I’m now running kernel 6.11.0-63.fc41.x86_64, from the next Fedora release. No idea if that’ll solve it, I don’t know which kernel version actually incorporates the supposed fix, but- Here’s how I did it, in case anyone else want to do the same:

  1. Navigate to the kernel package on packages.fedoraproject.org.
  2. Click “Fedora 41” under “Releases” and then click “View Build”. This will take you to Fedora’s build system site.
  3. Under “rpms”, locate your machines architecture.
  4. Download the kernel, kernel-core kernel-modules-core, kernel-modules, and kernel-modules-extra rpms to somewhere on your machine (I used /tmp).
  5. Navigate to that directory in the terminal.
  6. If you’re using Silverblue (or another immutable spin): run rpm-ostree override replace kernel*.rpm. If you’re using standard Fedora, you should be able to use dnf intsall kernel*.rpm, but I’m not nearly as familiar with it. YMMV.
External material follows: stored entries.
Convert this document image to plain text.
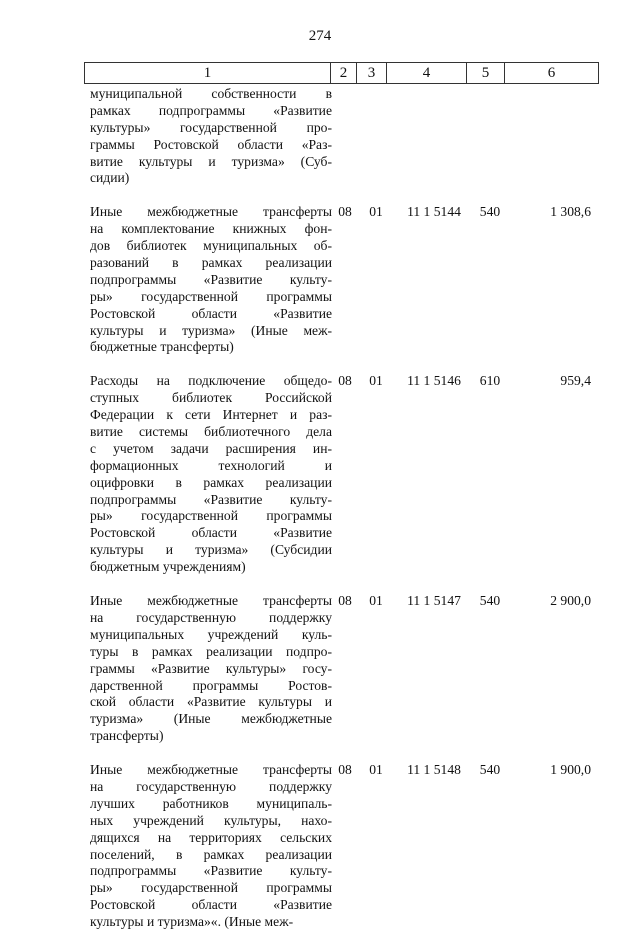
274
1	2	3	4	5	6
муниципальной собственности в
рамках подпрограммы «Развитие
культуры» государственной про-
граммы Ростовской области «Раз-
витие культуры и туризма» (Суб-
сидии)
Иные межбюджетные трансферты
на комплектование книжных фон-
дов библиотек муниципальных об-
разований в рамках реализации
подпрограммы «Развитие культу-
ры» государственной программы
Ростовской области «Развитие
культуры и туризма» (Иные меж-
бюджетные трансферты)
08	01	11 1 5144	540	1 308,6
Расходы на подключение общедо-
ступных библиотек Российской
Федерации к сети Интернет и раз-
витие системы библиотечного дела
с учетом задачи расширения ин-
формационных технологий и
оцифровки в рамках реализации
подпрограммы «Развитие культу-
ры» государственной программы
Ростовской области «Развитие
культуры и туризма» (Субсидии
бюджетным учреждениям)
08	01	11 1 5146	610	959,4
Иные межбюджетные трансферты
на государственную поддержку
муниципальных учреждений куль-
туры в рамках реализации подпро-
граммы «Развитие культуры» госу-
дарственной программы Ростов-
ской области «Развитие культуры и
туризма» (Иные межбюджетные
трансферты)
08	01	11 1 5147	540	2 900,0
Иные межбюджетные трансферты
на государственную поддержку
лучших работников муниципаль-
ных учреждений культуры, нахо-
дящихся на территориях сельских
поселений, в рамках реализации
подпрограммы «Развитие культу-
ры» государственной программы
Ростовской области «Развитие
культуры и туризма»«. (Иные меж-
08	01	11 1 5148	540	1 900,0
If you’re using Silverblue (or another immutable spin): Make sure to run rpm-ostree override reset kernel kernel-core kernel-modules-core kernel-modules kernel-modules-extra to remove the override on these packages before rebasing to Fedora 41. If you do not do this, you will be indefinitely be using an outdated kernel, and if you don’t do it before you eventually rebase to Fedora 42, then your machine may not boot, as glibc will be built against the Fedora 42 kernel instead of the Fedora 41 kernel. You have been warned.

If you’re using standard Fedora, I’m not sure what dnf will do when you do a major version upgrade. Keep this in mind and tread carefully.